“For we are his handiwork, created in Christ Jesus for good works which God prepared beforehand in order that we might walk in them.”
The word ποίημα (poiema) refers to that which has been made by another, more typically, a creation made by the hands of another. This is a theme that is present from the beginning of the Bible to the very end. God made Adam and Eve and God will remake us as glorified beings. God made the creation and God will remake the creation in the new heavens and earth. God is the potter and we are the clay. We are described as “new creations” in our regeneration as we are made believers and disciples of Jesus by the work of God’s hands.
There are two observations that ought to be driven home by these words. The first is that the created thing has no say over how it is created or what its purpose will be. The creator has the power and the right to make some items for honored use and others for dishonorable use. The clay has no rights over the potter but the potter has complete rights over the clay. We have talked a great deal about God’s sovereignty in election thus far, in the context of this passage, we can add to it the notion of God’s sovereignty in our sanctification. God has remade us and in that making, we are not our own. We belong to our maker and He and only He has the right to determine what we should or should not be doing.
In a broad sense, it is good works for which we have been created. And you will notice that those good works were prepared for us beforehand. In other words, God does not create us and then say, “Hmmm…how shall I use this person?” God has a purpose and a plan and creates us with that purpose and plan in mind. To simplify the idea with an analogy, a regular screwdriver can be used for lots of things — prying open cans of paint, loosening jammed windows or doors, banging in a nail or brad. Yet, a regular screwdriver was not created to do these things; it was created to tighten and loosen screws whose slots match the slot on the screwdriver. When used that way, its function will be best served and it will last longer without being broken or otherwise damaged. yet, the company doesn’t just put material in a mold and wonder what is going to come out. They set forth to manufacture a regular screwdriver that can be used to tighten or loosen flat-head screws. God has made you and me in a certain way with certain purposes in mind. Our design is thus different and situated to our calling; we will live longer and more fulfilled lives if we live in accordance with that design.
The second point that is worth noting here is that when God does a work of creating something anew, it is normally found in the context of redemption. God is redeeming the creation in the new creation to come. Even the remaking of the world as a result of the Flood is a kind of redemption — the land washed clean from the filth of sin. And, so when Paul is using this language, calling Christians a craftsmanship of God, a new creation, etc…, we should see this as a reference to redemption. Not just to our individual redemption but also to our redemption as part of the body of Christ. And so, as we think about the notion of being redeemed as a new creation for the purpose of good works, we ought to ask ourselves how we can best live out that role.

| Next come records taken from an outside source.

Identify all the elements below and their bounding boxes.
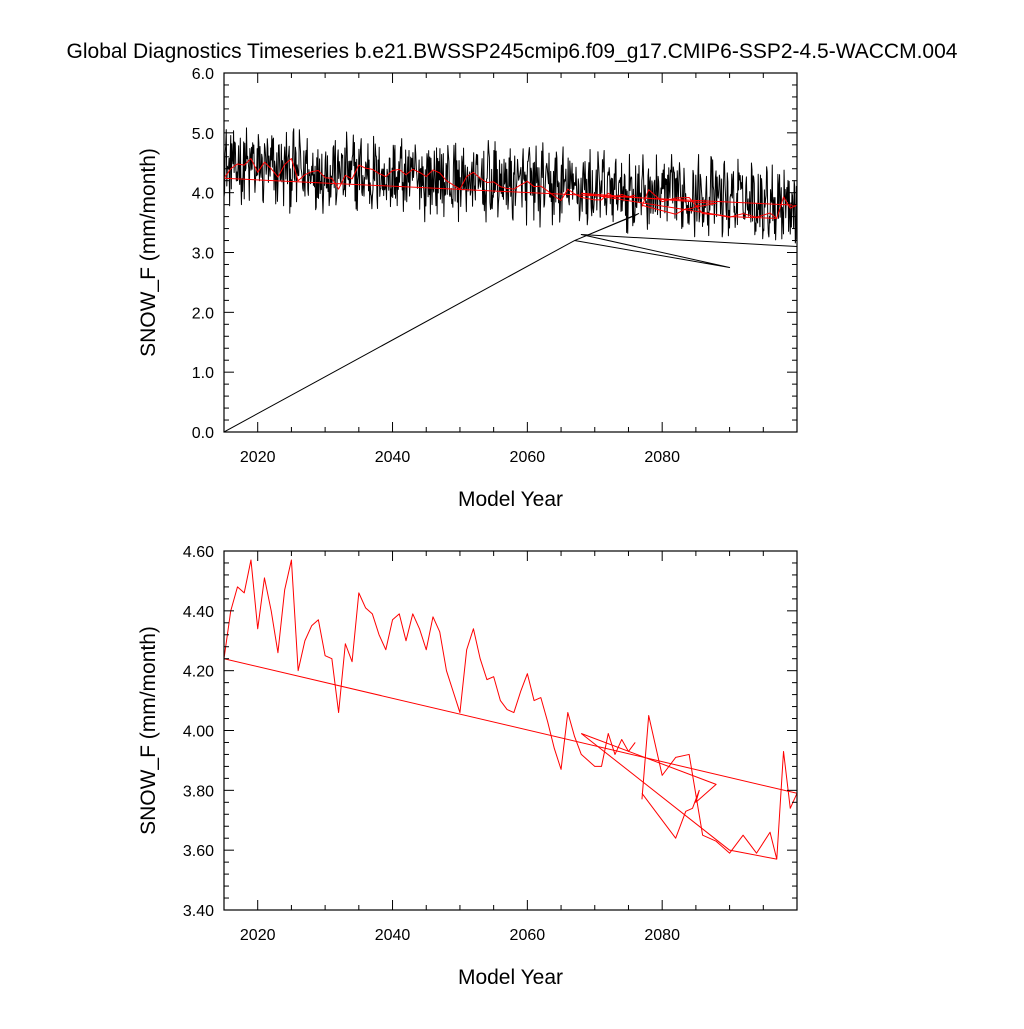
y-tick-label: 3.40 — [183, 903, 214, 920]
annual-segment — [224, 177, 797, 206]
annual-segment — [641, 189, 797, 219]
plot-frame — [223, 72, 798, 433]
y-tick-label: 2.0 — [192, 305, 214, 322]
annual-segment — [224, 658, 797, 794]
plot-frame — [223, 550, 798, 911]
monthly-segment — [224, 213, 797, 432]
x-tick-label: 2060 — [510, 927, 546, 944]
y-tick-label: 5.0 — [192, 126, 214, 143]
monthly-series — [224, 127, 797, 432]
y-axis-label: SNOW_F (mm/month) — [137, 148, 160, 357]
y-tick-label: 6.0 — [192, 66, 214, 83]
annual-line — [224, 158, 636, 201]
plot-area — [224, 559, 797, 860]
x-tick-label: 2020 — [240, 449, 276, 466]
bottom-panel: 2020 2040 2060 2080 3.40 3.60 3.80 4.00 4.20 4.40… — [137, 544, 798, 989]
top-panel: 2020 2040 2060 2080 0.0 1.0 2.0 3.0 4.0 5.0 6.0 Mod… — [137, 66, 798, 511]
y-tick-label: 4.40 — [183, 604, 214, 621]
y-axis-label: SNOW_F (mm/month) — [137, 626, 160, 835]
x-tick-label: 2040 — [375, 927, 411, 944]
plot-area — [224, 127, 797, 432]
y-tick-label: 4.60 — [183, 544, 214, 561]
y-tick-label: 3.60 — [183, 843, 214, 860]
annual-series — [224, 158, 797, 219]
monthly-line — [224, 127, 797, 244]
annual-segment — [581, 192, 777, 219]
y-tick-label: 0.0 — [192, 425, 214, 442]
annual-line — [224, 559, 636, 770]
x-tick-label: 2080 — [644, 927, 680, 944]
y-tick-label: 1.0 — [192, 365, 214, 382]
annual-segment — [580, 733, 777, 860]
annual-segment — [641, 715, 797, 860]
x-axis-label: Model Year — [458, 488, 563, 511]
y-tick-label: 4.00 — [183, 724, 214, 741]
x-tick-label: 2080 — [644, 449, 680, 466]
annual-segment — [581, 733, 717, 839]
x-tick-label: 2060 — [510, 449, 546, 466]
annual-segment — [581, 192, 717, 215]
x-tick-label: 2040 — [375, 449, 411, 466]
y-tick-label: 3.0 — [192, 246, 214, 263]
x-tick-label: 2020 — [240, 927, 276, 944]
x-axis-label: Model Year — [458, 966, 563, 989]
figure-title: Global Diagnostics Timeseries b.e21.BWSS… — [67, 40, 958, 63]
y-tick-label: 4.20 — [183, 664, 214, 681]
y-tick-label: 3.80 — [183, 783, 214, 800]
y-tick-label: 4.0 — [192, 186, 214, 203]
annual-series — [224, 559, 797, 860]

“Even if he should live a thousand years two times over, but goodness he has not seen, is it not to one place that every man goes?”
No human being that has ever walked the face of the earth has ever made it to his thousandth birthday…none. Methuselah was the oldest recorded living man at 969 years with Adam “close” behind at 930 years, but no one hit 1000. And so, Solomon’s point is driven home — even if one were to live as long as Methuselah and then live that lifetime all over again, but has not enjoyed goodness which comes from God and a proper understanding of the works of our hands, his life was not worth living. He will go to the same spot as that stillborn baby.
There are two ways to apply this. The first would be to highlight the hyperbole that Solomon is making and illustrate the fact that no matter how many good works you do, no matter how many children you father (or mother), and no matter how much wealth you accumulate, you return naked to the grave and your corpse will return to dust. You cannot merit God’s favor, even if you had two-thousand years to do so (or, as Abraham ibn Ezra, the medieval Jewish commentator renders it… a thousand times a thousand years). Yet, this idea we have previously explored as we have worked through Solomon’s text, so we will leave this one as it stands.
The second way to apply this is to look at the text in its more literal application. Though no human being has ever lived 1,000 (let alone 2,000) years on the earth, we must remember that humans are immortal. Thus, in a real sense, one can talk about those who have “lived” (in the broadest sense of the term) for thousands of years. When one dies, his spirit goes either into the presence of God or the presence of Satan based and this anticipates a resurrection to life and a resurrection to death that will take place at the second-coming of our Lord and Savior, Jesus Christ. The believers will be resurrected to glorified bodies and the blessedness of life-eternal in God’s perfect presence. Unbelievers will be resurrected to bodies of death that will be able to sustain the eternal torments of Hell — always dying but never eternally dead or annihilated.
And, in this latter case, we can talk confidently of those who dwell for ages, even millennia but who experience no goodness. And Solomon’s words echo back to us that this too is not worth living…it is a waste from the perspective of the one living that life. Truly, in God’s economy, there is no such thing as a truly wasted life, for even the wicked who will be under the wrath of God are so punished as a demonstration of God’s power (Romans 9:22-23).
John Piper wrote a book a few years back, entitled: Don’t Waste Your Life. Solomon’s response to this idea would be to say to us that if we live our lives devoid of the goodness of God, then our life is truly amongst the things we have wasted.